Geothermal field and tourist spot in West Java, Indonesia

Mount Kamojang, popularly known as Kawah Kamojang (Kamojang crater), is a volcano containing a geothermal field and tourist spot in West Java, Indonesia. The crater is located in district (kecamatan) Ibun in the Bandung Regency, approximately 45 km to the southeast of Bandung through the towns of Majalaya and Ibun. The crater can also be reached from the opposite direction through the town of Garut, in Garut Regency (the distance by road from Garut to the northwest through the township of Samarang is around 25 km).

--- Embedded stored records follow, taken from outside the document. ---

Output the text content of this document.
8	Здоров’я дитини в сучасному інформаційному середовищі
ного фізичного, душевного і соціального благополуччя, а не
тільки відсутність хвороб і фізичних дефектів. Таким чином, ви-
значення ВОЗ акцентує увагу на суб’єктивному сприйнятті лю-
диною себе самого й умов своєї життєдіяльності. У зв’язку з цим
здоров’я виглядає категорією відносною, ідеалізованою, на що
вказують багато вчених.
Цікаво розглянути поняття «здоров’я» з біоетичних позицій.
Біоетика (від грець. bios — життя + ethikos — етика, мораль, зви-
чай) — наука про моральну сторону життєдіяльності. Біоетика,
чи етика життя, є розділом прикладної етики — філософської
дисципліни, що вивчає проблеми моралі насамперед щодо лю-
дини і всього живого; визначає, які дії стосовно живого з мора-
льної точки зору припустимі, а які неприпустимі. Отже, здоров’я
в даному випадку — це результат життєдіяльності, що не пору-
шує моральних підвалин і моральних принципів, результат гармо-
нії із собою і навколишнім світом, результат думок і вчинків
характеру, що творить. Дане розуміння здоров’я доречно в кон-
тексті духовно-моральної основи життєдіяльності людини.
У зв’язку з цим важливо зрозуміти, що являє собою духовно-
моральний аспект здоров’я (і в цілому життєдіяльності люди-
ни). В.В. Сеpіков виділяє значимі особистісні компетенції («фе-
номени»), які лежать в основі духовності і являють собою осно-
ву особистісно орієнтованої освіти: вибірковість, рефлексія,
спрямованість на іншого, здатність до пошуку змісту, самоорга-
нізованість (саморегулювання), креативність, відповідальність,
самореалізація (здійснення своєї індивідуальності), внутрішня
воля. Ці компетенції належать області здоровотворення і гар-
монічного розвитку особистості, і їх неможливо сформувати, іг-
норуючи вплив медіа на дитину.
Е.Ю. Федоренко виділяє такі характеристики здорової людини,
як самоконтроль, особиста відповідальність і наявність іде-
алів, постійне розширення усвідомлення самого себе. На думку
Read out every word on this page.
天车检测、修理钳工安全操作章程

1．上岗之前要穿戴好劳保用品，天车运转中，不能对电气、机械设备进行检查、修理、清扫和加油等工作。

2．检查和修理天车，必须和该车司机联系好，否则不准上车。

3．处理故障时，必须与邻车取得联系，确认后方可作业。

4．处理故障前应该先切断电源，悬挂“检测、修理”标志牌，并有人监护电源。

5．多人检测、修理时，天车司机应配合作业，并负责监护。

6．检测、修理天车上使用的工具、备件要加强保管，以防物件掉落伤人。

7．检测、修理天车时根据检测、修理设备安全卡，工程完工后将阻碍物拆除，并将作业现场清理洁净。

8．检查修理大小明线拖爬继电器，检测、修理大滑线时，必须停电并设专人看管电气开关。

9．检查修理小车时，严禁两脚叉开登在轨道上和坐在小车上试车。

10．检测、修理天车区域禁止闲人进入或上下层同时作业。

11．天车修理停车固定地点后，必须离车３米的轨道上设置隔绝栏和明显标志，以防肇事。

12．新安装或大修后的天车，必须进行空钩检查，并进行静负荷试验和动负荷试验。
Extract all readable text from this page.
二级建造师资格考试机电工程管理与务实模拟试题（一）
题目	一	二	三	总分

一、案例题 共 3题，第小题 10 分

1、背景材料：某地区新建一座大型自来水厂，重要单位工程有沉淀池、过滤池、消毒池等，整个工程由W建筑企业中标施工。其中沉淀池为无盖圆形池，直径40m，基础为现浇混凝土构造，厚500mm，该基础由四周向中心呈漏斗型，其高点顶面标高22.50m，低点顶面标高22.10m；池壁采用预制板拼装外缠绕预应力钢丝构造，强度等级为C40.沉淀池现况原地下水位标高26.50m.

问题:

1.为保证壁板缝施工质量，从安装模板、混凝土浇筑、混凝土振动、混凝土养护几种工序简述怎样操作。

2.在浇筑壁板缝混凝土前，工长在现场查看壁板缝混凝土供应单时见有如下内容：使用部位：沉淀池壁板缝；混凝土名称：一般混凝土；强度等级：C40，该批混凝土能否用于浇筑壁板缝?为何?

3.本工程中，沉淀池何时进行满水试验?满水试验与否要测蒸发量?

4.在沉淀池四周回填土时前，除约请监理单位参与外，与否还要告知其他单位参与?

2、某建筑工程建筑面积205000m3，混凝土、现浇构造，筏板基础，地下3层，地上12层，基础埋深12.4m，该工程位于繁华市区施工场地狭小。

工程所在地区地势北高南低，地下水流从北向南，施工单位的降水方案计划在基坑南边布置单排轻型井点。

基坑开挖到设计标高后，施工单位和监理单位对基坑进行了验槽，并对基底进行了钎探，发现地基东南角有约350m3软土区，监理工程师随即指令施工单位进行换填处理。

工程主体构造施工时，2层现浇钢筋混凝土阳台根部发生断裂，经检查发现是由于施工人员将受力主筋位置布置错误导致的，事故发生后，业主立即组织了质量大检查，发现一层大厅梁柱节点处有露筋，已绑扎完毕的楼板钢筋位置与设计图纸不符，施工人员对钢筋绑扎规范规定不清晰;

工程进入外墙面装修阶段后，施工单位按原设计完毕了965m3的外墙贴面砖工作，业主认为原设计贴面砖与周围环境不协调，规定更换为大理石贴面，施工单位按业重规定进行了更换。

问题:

The volcano that the crater is located around Mount Guntur but the crater itself is listed as an independent active volcano of Indonesia because of its geothermal activities.

==Geothermal activities==

There is a long history of interest in the possibility of developing the geothermal potential of the Kamojang region. The first geothermal wells in Indonesia were drilled at Kamojang in 1926 by the Dutch colonial government. The current geothermal field is on the slopes of Mt Guntur, about 7 km to the west of the peak of the mountain. There are four operating geothermal generating units with a capacity of 200 MW. The fourth unit began operation in January 2013. A fifth unit with a planned capacity of 35 MW was contracted in October 2013 with estimated construction completion by July 2015.

Kamojang is the site of the first modern geothermal site in Indonesia, commissioned by former president Soeharto in January 1983. The 5 current units, with a capacity of 235 MW, are owned and operated by PT Pertamina Geothermal Energy, a subsidiary of Indonesia's major state-owned companies, PT Pertamina.